19. Grocery stores. We have a lot of them and they are all great. From the high falutin’ Gelsen’s and Whole Foods to the midrange Ralph’s and the low end but totally fabulous Vallarta, they are all clean and cheerfully staffed. Of course there’s a Trader Joe’s every 2 or 3 miles and they all have absolutely impossible parking lots. (I know that grocery stores aren’t really a selling point for some people but our former town had a real dearth of grocery stores, and the ones they had were always getting in trouble for selling expired meats and rotten veggies.)


Dried chili selection at Vallarta.


20. Visitors! The great thing about living somewhere that people want to visit it that they usually do!

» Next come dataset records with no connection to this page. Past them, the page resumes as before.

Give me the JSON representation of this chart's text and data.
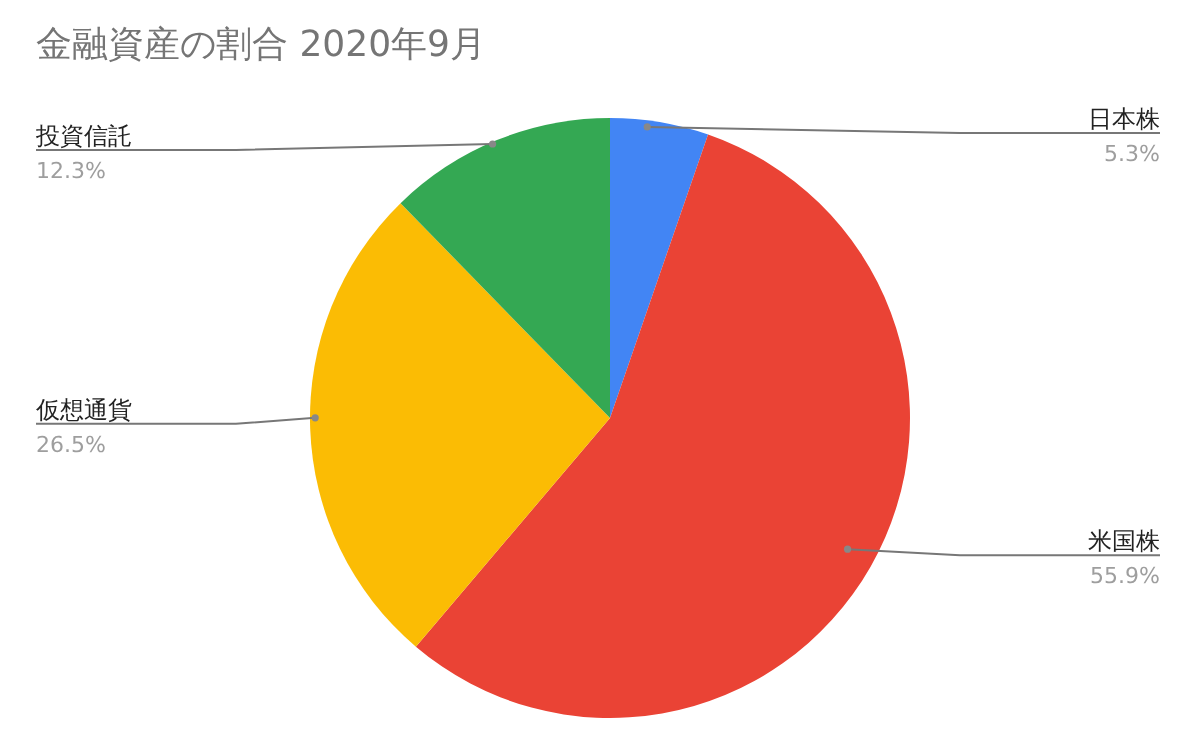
{
  "chart_data": {
    "type": "pie",
    "title": "金融資産の割合  2020年9月",
    "categories": [
      "日本株",
      "米国株",
      "仮想通貨",
      "投資信託"
    ],
    "values": [
      5.3,
      55.9,
      26.5,
      12.3
    ],
    "value_labels": [
      "5.3%",
      "55.9%",
      "26.5%",
      "12.3%"
    ],
    "colors": [
      "#4285f4",
      "#ea4335",
      "#fbbc04",
      "#34a853"
    ],
    "legend": false
  }
}
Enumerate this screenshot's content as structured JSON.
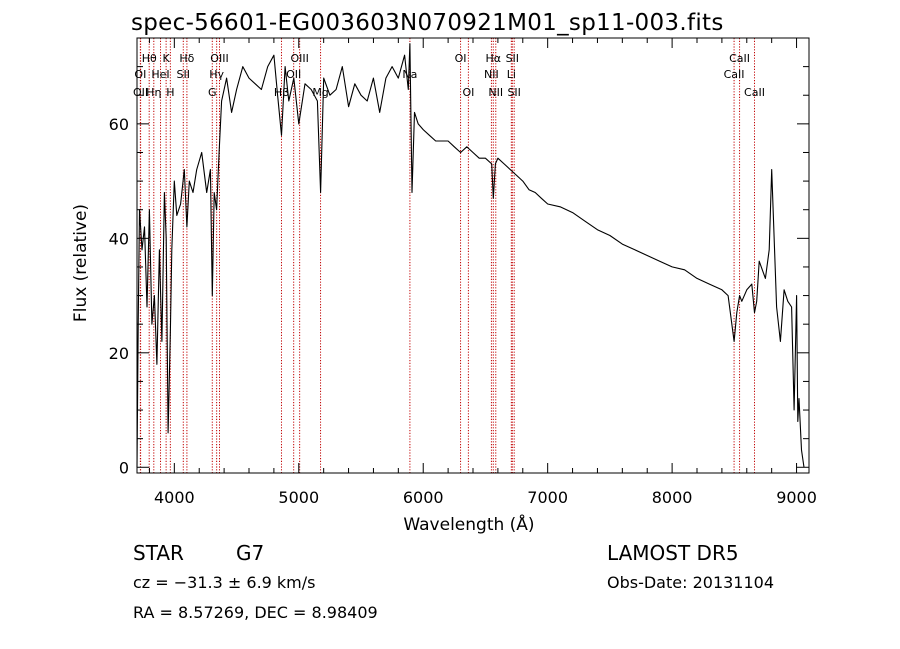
{
  "header": {
    "title": "spec-56601-EG003603N070921M01_sp11-003.fits"
  },
  "info": {
    "class_label": "STAR",
    "subclass_label": "G7",
    "survey": "LAMOST DR5",
    "cz_text": "cz = −31.3 ± 6.9 km/s",
    "obs_date": "Obs-Date: 20131104",
    "coords": "RA =   8.57269, DEC =   8.98409"
  },
  "chart_data": {
    "type": "line",
    "title": "spec-56601-EG003603N070921M01_sp11-003.fits",
    "xlabel": "Wavelength (Å)",
    "ylabel": "Flux (relative)",
    "xlim": [
      3700,
      9100
    ],
    "ylim": [
      -1,
      75
    ],
    "xticks": [
      4000,
      5000,
      6000,
      7000,
      8000,
      9000
    ],
    "yticks": [
      0,
      20,
      40,
      60
    ],
    "grid": false,
    "line_color": "#000000",
    "marker_color": "#c00000",
    "series": [
      {
        "x": [
          3700,
          3710,
          3720,
          3740,
          3760,
          3780,
          3800,
          3820,
          3840,
          3860,
          3880,
          3900,
          3920,
          3935,
          3950,
          3968,
          3980,
          4000,
          4020,
          4050,
          4080,
          4101,
          4120,
          4150,
          4180,
          4220,
          4260,
          4290,
          4305,
          4320,
          4340,
          4360,
          4380,
          4420,
          4460,
          4500,
          4550,
          4600,
          4650,
          4700,
          4750,
          4800,
          4830,
          4861,
          4890,
          4920,
          4960,
          5000,
          5050,
          5100,
          5150,
          5175,
          5200,
          5250,
          5300,
          5350,
          5400,
          5450,
          5500,
          5550,
          5600,
          5650,
          5700,
          5750,
          5800,
          5850,
          5880,
          5893,
          5910,
          5930,
          5960,
          6000,
          6050,
          6100,
          6150,
          6200,
          6250,
          6300,
          6350,
          6400,
          6450,
          6500,
          6550,
          6563,
          6580,
          6600,
          6650,
          6700,
          6750,
          6800,
          6850,
          6900,
          6950,
          7000,
          7100,
          7200,
          7300,
          7400,
          7500,
          7600,
          7700,
          7800,
          7900,
          8000,
          8100,
          8200,
          8300,
          8400,
          8450,
          8498,
          8520,
          8542,
          8560,
          8600,
          8640,
          8662,
          8680,
          8700,
          8750,
          8780,
          8800,
          8840,
          8870,
          8900,
          8930,
          8960,
          8980,
          9000,
          9010,
          9020,
          9040,
          9060
        ],
        "y": [
          0,
          25,
          45,
          38,
          42,
          28,
          45,
          25,
          30,
          18,
          38,
          22,
          48,
          40,
          6,
          24,
          38,
          50,
          44,
          46,
          52,
          42,
          50,
          48,
          52,
          55,
          48,
          52,
          30,
          48,
          45,
          55,
          64,
          68,
          62,
          66,
          70,
          68,
          67,
          66,
          70,
          72,
          65,
          58,
          70,
          64,
          68,
          60,
          67,
          66,
          64,
          48,
          68,
          65,
          66,
          70,
          63,
          67,
          65,
          64,
          68,
          62,
          68,
          70,
          68,
          72,
          66,
          74,
          48,
          62,
          60,
          59,
          58,
          57,
          57,
          57,
          56,
          55,
          56,
          55,
          54,
          54,
          53,
          47,
          53,
          54,
          53,
          52,
          51,
          50,
          48.5,
          48,
          47,
          46,
          45.5,
          44.5,
          43,
          41.5,
          40.5,
          39,
          38,
          37,
          36,
          35,
          34.5,
          33,
          32,
          31,
          30,
          22,
          27,
          30,
          29,
          31,
          32,
          27,
          29,
          36,
          33,
          38,
          52,
          28,
          22,
          31,
          29,
          28,
          10,
          30,
          8,
          12,
          3,
          0
        ]
      }
    ],
    "line_markers": [
      {
        "name": "Hθ",
        "wavelength": 3798,
        "row": 1
      },
      {
        "name": "OI",
        "wavelength": 3727,
        "row": 2
      },
      {
        "name": "OII",
        "wavelength": 3729,
        "row": 3
      },
      {
        "name": "Hη",
        "wavelength": 3835,
        "row": 3
      },
      {
        "name": "K",
        "wavelength": 3934,
        "row": 1
      },
      {
        "name": "HeI",
        "wavelength": 3889,
        "row": 2
      },
      {
        "name": "H",
        "wavelength": 3968,
        "row": 3
      },
      {
        "name": "Hδ",
        "wavelength": 4101,
        "row": 1
      },
      {
        "name": "SII",
        "wavelength": 4072,
        "row": 2
      },
      {
        "name": "OIII",
        "wavelength": 4363,
        "row": 1
      },
      {
        "name": "Hγ",
        "wavelength": 4340,
        "row": 2
      },
      {
        "name": "G",
        "wavelength": 4305,
        "row": 3
      },
      {
        "name": "OIII",
        "wavelength": 5007,
        "row": 1
      },
      {
        "name": "OII",
        "wavelength": 4959,
        "row": 2
      },
      {
        "name": "Hβ",
        "wavelength": 4861,
        "row": 3
      },
      {
        "name": "Mg",
        "wavelength": 5175,
        "row": 3
      },
      {
        "name": "Na",
        "wavelength": 5893,
        "row": 2
      },
      {
        "name": "OI",
        "wavelength": 6300,
        "row": 1
      },
      {
        "name": "OI",
        "wavelength": 6363,
        "row": 3
      },
      {
        "name": "Hα",
        "wavelength": 6563,
        "row": 1
      },
      {
        "name": "NII",
        "wavelength": 6548,
        "row": 2
      },
      {
        "name": "NII",
        "wavelength": 6583,
        "row": 3
      },
      {
        "name": "SII",
        "wavelength": 6716,
        "row": 1
      },
      {
        "name": "Li",
        "wavelength": 6708,
        "row": 2
      },
      {
        "name": "SII",
        "wavelength": 6731,
        "row": 3
      },
      {
        "name": "CaII",
        "wavelength": 8542,
        "row": 1
      },
      {
        "name": "CaII",
        "wavelength": 8498,
        "row": 2
      },
      {
        "name": "CaII",
        "wavelength": 8662,
        "row": 3
      }
    ]
  }
}
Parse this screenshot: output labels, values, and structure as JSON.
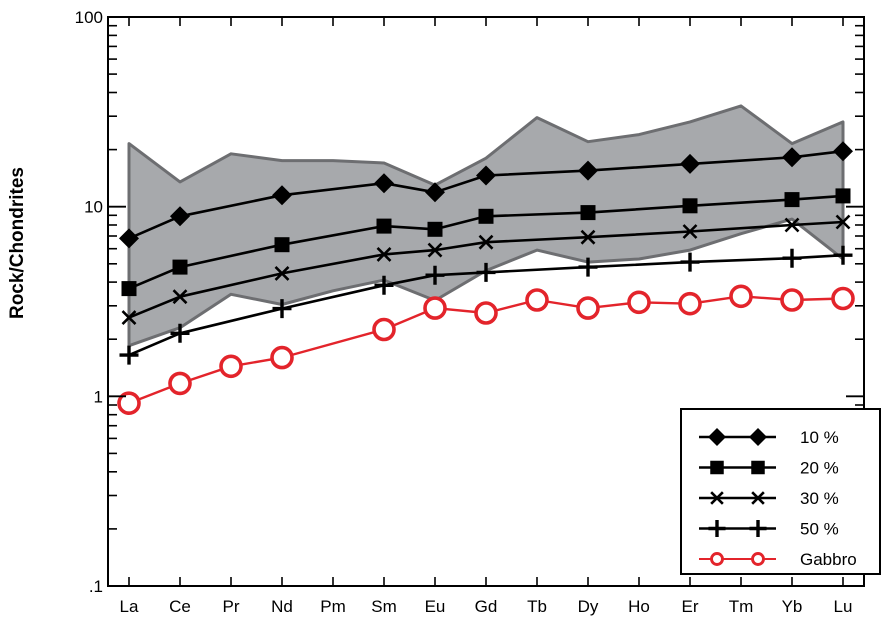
{
  "chart_data": {
    "type": "line",
    "yscale": "log",
    "ylabel": "Rock/Chondrites",
    "xlabel": "",
    "ylim": [
      0.1,
      100
    ],
    "y_tick_labels": [
      "100",
      "10",
      "1",
      ".1"
    ],
    "y_tick_values": [
      100,
      10,
      1,
      0.1
    ],
    "categories": [
      "La",
      "Ce",
      "Pr",
      "Nd",
      "Pm",
      "Sm",
      "Eu",
      "Gd",
      "Tb",
      "Dy",
      "Ho",
      "Er",
      "Tm",
      "Yb",
      "Lu"
    ],
    "shaded_range": {
      "upper": [
        21.5,
        13.5,
        19,
        17.5,
        17.5,
        17,
        13,
        18,
        29.5,
        22,
        24,
        28,
        34,
        21.5,
        28
      ],
      "lower": [
        1.85,
        2.3,
        3.45,
        3.05,
        3.6,
        4.1,
        3.2,
        4.6,
        5.9,
        5.1,
        5.3,
        5.9,
        7.2,
        8.6,
        5.3
      ],
      "fill": "#a7a9ac",
      "stroke": "#6d6e71"
    },
    "series": [
      {
        "name": "10 %",
        "marker": "diamond",
        "color": "#000000",
        "values": [
          6.8,
          8.9,
          null,
          11.5,
          null,
          13.3,
          11.9,
          14.6,
          null,
          15.5,
          null,
          16.8,
          null,
          18.2,
          19.6
        ]
      },
      {
        "name": "20 %",
        "marker": "square",
        "color": "#000000",
        "values": [
          3.7,
          4.8,
          null,
          6.3,
          null,
          7.9,
          7.6,
          8.9,
          null,
          9.3,
          null,
          10.1,
          null,
          10.9,
          11.4
        ]
      },
      {
        "name": "30 %",
        "marker": "x",
        "color": "#000000",
        "values": [
          2.6,
          3.35,
          null,
          4.45,
          null,
          5.6,
          5.9,
          6.5,
          null,
          6.9,
          null,
          7.4,
          null,
          8.0,
          8.3
        ]
      },
      {
        "name": "50 %",
        "marker": "plus",
        "color": "#000000",
        "values": [
          1.65,
          2.15,
          null,
          2.9,
          null,
          3.85,
          4.35,
          4.5,
          null,
          4.8,
          null,
          5.1,
          null,
          5.35,
          5.55
        ]
      },
      {
        "name": "Gabbro",
        "marker": "open-circle",
        "color": "#e3242b",
        "values": [
          0.92,
          1.17,
          1.44,
          1.6,
          null,
          2.25,
          2.92,
          2.75,
          3.22,
          2.92,
          3.13,
          3.08,
          3.37,
          3.22,
          3.28
        ]
      }
    ],
    "legend_position": "bottom-right",
    "grid": false
  }
}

Bonus entry from my husband!

Record stores. There are multiple vintage stores that have tons of records and a great used record store on Magnolia called Atomic Records (tons of them cheap!) But the piece-de-resistance is Amoeba Records in Hollywood, which is enormous and features all sorts of new and used records in every genre. It puts every record store in NYC to shame. Yes, all of them. It’s like the Record Exchange (in Princeton, NJ) combined with Tower Records (in it’s heyday.) And its right near the Arclight Theater, the Hollywood Farmer’s Market, and Roscoe’s Chicken and Waffle. And they validate parking!